The Slice app allows users to track their online orders, visualize their own spending habits and even get alerts when prices change, assisting users to ask for refunds. The apps has garnered enthusiastic reviews, with the prospect of obtaining refunds on previous purchases being a particularly popular feature.
At the time, Slice Intelligence detailed to AppleInsider that the company's data for Apple Watch, FitBit and other wearables in the report only includes online sales tracked through the firm's app, email-scanning and partner services; while Slice does include online sales from Amazon and other retailers, it did not include these in its store sales for the Apple Watch report.
That's clearly changed here in the HomePod data, because the only real competition HomePod has (when defined as a "smart speaker") is Amazon's online sales of Echo WiFi microphones, more than half of which (according to Slice data) are represented by the cheap Echo Dot, priced at around $50.
Apple's HomePod strategy is obviosly not aiming to achieve market share in low-priced devices
When Apple's market share is behind you, Watch out!
Comparing Apple's premium products to a wildly dissimilar device that's priced an order of magnitude lower is common among market data firms seeking to disparage the company with comparisons of "market share." It was done with Android tablets, with smartphones and of course Apple Watch.
IDC initially claimed Apple Watch "market share" was behind Fitbit's and 'about equal' with Xiaomi "fitness bands" that cost around $13, despite the fact that Apple launched with quarterly sales of around $1.44 billion while Fitbit was seeing revenues of around $390 million and Xiaomi had (at most) collected $77 million over the same period.

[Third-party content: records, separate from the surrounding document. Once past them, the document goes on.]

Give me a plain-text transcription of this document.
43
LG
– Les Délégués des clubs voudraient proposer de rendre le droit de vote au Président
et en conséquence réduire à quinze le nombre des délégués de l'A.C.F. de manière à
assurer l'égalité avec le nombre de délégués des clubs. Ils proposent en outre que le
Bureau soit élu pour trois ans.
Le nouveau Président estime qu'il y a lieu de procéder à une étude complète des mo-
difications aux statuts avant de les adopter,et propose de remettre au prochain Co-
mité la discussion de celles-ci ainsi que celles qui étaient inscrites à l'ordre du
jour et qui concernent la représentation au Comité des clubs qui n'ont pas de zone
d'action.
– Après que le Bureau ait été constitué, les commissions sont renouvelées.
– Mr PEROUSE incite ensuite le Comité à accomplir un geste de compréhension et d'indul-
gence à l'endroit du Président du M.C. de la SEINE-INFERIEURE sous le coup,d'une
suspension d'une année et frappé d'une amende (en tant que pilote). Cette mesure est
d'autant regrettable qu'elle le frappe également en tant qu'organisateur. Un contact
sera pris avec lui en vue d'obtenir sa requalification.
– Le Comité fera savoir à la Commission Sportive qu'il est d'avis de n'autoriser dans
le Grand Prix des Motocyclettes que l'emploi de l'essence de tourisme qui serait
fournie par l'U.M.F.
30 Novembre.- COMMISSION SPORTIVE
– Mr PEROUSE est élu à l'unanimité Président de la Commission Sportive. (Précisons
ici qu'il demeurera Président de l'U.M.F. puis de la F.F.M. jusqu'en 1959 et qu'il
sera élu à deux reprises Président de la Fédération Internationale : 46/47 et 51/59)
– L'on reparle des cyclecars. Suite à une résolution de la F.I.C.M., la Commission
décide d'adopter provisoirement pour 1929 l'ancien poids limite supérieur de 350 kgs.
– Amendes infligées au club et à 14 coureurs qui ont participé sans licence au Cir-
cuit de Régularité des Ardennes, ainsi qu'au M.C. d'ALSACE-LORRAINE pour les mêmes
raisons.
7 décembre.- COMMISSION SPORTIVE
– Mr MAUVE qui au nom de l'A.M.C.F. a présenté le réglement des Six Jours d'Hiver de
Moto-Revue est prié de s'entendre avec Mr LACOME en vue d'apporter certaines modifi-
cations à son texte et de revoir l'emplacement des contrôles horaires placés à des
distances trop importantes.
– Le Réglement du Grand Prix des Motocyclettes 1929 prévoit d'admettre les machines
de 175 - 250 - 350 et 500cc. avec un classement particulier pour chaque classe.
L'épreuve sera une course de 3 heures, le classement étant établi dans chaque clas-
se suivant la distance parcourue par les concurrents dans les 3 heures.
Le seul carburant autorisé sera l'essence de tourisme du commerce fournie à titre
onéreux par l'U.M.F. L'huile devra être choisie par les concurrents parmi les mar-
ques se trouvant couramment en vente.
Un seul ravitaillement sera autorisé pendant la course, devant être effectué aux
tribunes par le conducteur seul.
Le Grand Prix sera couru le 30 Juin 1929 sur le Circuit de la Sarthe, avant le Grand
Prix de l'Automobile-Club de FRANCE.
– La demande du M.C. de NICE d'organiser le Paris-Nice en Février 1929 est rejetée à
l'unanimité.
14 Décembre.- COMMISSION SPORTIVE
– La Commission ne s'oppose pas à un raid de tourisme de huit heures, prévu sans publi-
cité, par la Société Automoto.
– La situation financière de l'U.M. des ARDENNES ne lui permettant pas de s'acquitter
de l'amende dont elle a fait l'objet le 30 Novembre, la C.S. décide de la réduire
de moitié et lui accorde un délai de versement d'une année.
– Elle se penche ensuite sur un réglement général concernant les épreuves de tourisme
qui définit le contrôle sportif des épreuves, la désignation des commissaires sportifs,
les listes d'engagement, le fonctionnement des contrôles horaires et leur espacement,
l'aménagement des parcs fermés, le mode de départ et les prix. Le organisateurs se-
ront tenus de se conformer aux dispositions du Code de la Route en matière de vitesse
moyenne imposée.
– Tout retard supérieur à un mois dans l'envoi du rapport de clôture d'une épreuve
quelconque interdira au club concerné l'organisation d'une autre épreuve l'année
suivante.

History is littered with companies that tried to achieve market share rather than sustainable profitability. China is currently a bloodbath of companies that tried to achieve volume phone sales rather than making premium products people aspire to own.
There's little talk about Xiaomi watch shipments much anymore. This year, IDC's Francisco Jeronimo noted in a tweet that "Apple shipped more Apple Watches in 4Q 2017 than the entire Swiss Watch Industry shipped watches," adding that "Apple is the biggest watchmaker in the world."
Apple's focus on HomePod as a way deliver rich sound (and selling Apple Music subscriptions)--rather than as a voice-first novelty--appears likely to play out similarly to its positioning of iPhone as a way to take the power of desktop software on the go (and sell apps and games) rather than being a low-priced feature phone, or Apple Watch as a way to keep up to date and track workouts (and sell fashionable bands) rather than just being a low-priced round canvas for ads.
But notably, Bloomberg has consistently been wrong in its portrayal of the future of the tech industry, from its cheerleading of Chromebooks that the enterprise soundly rejected, to bashing Apple Watch sales to its current assault on HomePod.